Generations After


Wednesday April 18th 2012

yom hashoah candleYom HaShoah - Temple Emanu-El

Paul R. Temmer, only 4 years old in 1940, survived the Holocaust in Budapest, Hungary.

In 1944, taken to the Jewish ghetto in Budapest, Temmer and his younger brother survived on just four pieces of corn bread for six weeks before the Russian army liberated Budapest, Hungary.  “We were robbed of our childhood, growing up very quickly,” said Temmer adding that, “My brother was barely alive at liberation in January 1945, from starvation.”

Temmer will be the keynote speaker for this year’s Yom HaShoah or Holocaust Remembrance Day observance on April 18 at Temple Emanu-El.
In 1944, Temmer, along with his brother and grandparents were rounded up and marched to the Budapest ghetto. Adolph Eichman came to Budapest to arrange for the Final Solution in making Europe "Juden Frei." Over four and a half months, almost a half million Hungarian Jews were transported to Auschwitz where they were taken directly to the gas chambers.  “I never saw a German soldier in Hungary,” Temmer told the Jewish News. “It was our own police who arranged to take us to the transports."

Today, when Temmer speaks about the Holocaust to school children he relates how the Jews suffered because of prejudice and discrimination. "It is important to get to meet and know your neighbors before you make a judgment on them.”

Temple Emanu-El’s Rabbi Brenner Glickman, who is chairing the Yom HaShoah Committee, called this year’s observance a “true collaboration”.
“Twelve different Jewish organizations have come together to organize the event.  Yom HaShoah matters to all Jews,” Glickman said. “This year we are making a special effort to bring teens to the events, and their parents.

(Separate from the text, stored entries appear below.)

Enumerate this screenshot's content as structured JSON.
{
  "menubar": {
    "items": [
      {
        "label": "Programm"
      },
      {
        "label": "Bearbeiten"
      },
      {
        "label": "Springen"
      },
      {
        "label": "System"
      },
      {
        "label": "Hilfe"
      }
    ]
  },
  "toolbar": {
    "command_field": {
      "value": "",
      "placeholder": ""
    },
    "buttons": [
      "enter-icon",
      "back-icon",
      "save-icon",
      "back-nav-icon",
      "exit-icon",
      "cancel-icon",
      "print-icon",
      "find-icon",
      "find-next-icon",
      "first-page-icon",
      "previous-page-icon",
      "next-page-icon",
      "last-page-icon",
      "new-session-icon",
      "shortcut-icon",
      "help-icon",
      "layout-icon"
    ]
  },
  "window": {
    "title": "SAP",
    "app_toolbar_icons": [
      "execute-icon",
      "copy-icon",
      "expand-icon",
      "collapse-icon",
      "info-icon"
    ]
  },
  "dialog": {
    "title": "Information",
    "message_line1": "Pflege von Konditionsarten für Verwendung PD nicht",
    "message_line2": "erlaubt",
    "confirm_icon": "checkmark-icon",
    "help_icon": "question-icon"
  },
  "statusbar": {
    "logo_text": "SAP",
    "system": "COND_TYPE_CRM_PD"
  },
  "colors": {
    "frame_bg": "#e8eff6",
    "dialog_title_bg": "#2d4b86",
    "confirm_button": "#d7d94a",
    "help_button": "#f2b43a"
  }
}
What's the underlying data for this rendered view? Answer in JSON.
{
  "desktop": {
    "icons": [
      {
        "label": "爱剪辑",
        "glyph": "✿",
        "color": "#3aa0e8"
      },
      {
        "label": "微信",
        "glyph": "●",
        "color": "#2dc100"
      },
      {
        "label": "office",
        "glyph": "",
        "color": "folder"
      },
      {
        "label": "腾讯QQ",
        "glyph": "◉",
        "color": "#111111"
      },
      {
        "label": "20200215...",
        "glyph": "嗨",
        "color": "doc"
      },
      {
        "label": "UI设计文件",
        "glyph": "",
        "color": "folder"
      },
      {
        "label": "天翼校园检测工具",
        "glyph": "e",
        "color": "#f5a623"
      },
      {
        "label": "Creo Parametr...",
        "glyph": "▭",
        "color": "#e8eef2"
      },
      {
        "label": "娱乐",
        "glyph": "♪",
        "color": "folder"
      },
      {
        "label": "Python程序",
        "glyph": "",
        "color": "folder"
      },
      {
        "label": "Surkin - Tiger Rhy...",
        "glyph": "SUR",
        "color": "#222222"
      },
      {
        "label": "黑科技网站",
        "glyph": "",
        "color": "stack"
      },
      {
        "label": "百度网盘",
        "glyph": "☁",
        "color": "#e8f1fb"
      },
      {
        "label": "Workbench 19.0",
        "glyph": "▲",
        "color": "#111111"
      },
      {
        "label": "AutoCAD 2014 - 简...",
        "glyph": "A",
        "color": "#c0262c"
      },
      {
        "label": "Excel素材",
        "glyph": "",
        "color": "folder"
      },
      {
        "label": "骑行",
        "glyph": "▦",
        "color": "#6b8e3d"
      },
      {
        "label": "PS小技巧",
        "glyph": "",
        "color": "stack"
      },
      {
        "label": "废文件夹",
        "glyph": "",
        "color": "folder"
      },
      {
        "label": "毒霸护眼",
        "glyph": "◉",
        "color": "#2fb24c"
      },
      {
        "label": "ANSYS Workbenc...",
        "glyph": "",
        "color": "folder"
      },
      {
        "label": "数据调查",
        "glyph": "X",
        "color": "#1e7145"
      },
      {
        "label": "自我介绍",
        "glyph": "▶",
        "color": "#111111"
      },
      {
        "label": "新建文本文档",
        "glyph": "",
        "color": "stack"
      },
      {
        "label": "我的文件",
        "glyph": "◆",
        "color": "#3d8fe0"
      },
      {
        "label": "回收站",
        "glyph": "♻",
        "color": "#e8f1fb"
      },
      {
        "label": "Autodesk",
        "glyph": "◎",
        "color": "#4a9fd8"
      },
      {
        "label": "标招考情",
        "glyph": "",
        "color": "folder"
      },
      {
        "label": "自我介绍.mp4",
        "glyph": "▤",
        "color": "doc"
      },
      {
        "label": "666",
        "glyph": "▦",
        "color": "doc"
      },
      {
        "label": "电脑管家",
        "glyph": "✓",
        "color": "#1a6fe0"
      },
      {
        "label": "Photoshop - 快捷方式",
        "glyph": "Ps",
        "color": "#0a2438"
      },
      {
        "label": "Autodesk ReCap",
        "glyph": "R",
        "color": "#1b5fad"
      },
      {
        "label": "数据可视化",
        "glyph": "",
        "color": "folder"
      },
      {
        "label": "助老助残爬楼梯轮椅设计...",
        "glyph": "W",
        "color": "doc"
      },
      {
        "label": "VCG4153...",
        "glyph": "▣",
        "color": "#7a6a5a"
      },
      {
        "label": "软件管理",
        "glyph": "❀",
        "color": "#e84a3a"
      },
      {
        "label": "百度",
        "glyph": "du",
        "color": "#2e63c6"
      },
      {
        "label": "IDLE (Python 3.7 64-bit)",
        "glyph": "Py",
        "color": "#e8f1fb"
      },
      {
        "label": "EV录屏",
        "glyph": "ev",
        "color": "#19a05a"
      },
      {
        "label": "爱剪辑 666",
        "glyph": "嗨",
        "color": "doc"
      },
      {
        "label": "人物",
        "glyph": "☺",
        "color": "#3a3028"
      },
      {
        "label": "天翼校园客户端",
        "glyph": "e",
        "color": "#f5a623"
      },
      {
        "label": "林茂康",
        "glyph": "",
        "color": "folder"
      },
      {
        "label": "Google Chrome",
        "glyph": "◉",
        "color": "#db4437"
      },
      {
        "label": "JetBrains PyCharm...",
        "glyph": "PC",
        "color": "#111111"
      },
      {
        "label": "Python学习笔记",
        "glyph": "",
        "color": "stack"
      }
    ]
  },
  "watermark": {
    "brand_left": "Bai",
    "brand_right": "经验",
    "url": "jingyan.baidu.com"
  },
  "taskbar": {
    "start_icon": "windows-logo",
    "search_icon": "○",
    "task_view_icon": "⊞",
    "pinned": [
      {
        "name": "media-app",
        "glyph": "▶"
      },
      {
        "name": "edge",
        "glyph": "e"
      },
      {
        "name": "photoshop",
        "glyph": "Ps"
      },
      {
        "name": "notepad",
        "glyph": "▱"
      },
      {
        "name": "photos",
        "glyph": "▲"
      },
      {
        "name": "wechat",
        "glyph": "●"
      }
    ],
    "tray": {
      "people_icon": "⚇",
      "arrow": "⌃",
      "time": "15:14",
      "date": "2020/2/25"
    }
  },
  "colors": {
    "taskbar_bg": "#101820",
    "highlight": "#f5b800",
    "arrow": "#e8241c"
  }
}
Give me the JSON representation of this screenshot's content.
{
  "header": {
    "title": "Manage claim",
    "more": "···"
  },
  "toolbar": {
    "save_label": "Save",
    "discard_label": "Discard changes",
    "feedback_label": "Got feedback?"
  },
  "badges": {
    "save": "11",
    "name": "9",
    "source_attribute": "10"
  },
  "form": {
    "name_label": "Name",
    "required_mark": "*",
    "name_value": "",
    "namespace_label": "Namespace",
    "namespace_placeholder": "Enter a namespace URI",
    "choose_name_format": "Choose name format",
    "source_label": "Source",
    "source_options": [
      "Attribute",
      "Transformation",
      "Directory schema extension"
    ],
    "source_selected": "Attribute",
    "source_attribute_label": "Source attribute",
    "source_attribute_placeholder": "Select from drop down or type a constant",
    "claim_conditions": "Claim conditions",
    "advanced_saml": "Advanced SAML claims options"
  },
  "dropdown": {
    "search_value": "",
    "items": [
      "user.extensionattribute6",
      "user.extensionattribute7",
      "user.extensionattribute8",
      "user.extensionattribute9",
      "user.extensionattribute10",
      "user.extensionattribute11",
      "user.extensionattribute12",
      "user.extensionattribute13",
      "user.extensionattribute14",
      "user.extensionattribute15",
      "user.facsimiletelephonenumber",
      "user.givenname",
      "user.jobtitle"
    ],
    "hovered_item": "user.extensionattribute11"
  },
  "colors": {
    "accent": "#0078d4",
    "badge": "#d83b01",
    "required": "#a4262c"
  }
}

“For instance, we are assembling a choir of the finest children’s voices from each congregation to sing ‘Eili Eili’ together,” the rabbi said. “I believe that this is unprecedented in our community.  I cannot think of another time when we have had a children’s choir with representatives across the congregations.  It is really hopeful for the future.”

Glickman said Temmer’s survivor’s story will be the centerpiece of the observance. “When you speak of six million people dying in the Holocaust, it is hard to fathom.  Then, when you hear one story, you realize that each person is unique and special.” 

The service, Glickman said, is for the survivors. “It is for those who lost loved ones in Holocaust.  It is for the next generation to remember.  It is for all of us.”

This year’s Yom HaShoah observance is being co-sponsored by the Rabbinical Association, AJC, ORT America, Generations After, Sarasota Jewish Chorale, Jewish Federation of Sarasota-Manatee, Hadassah, Survivors, Brandeis National Committee, Sarasota—Manatee Synagogue Council an NCJW.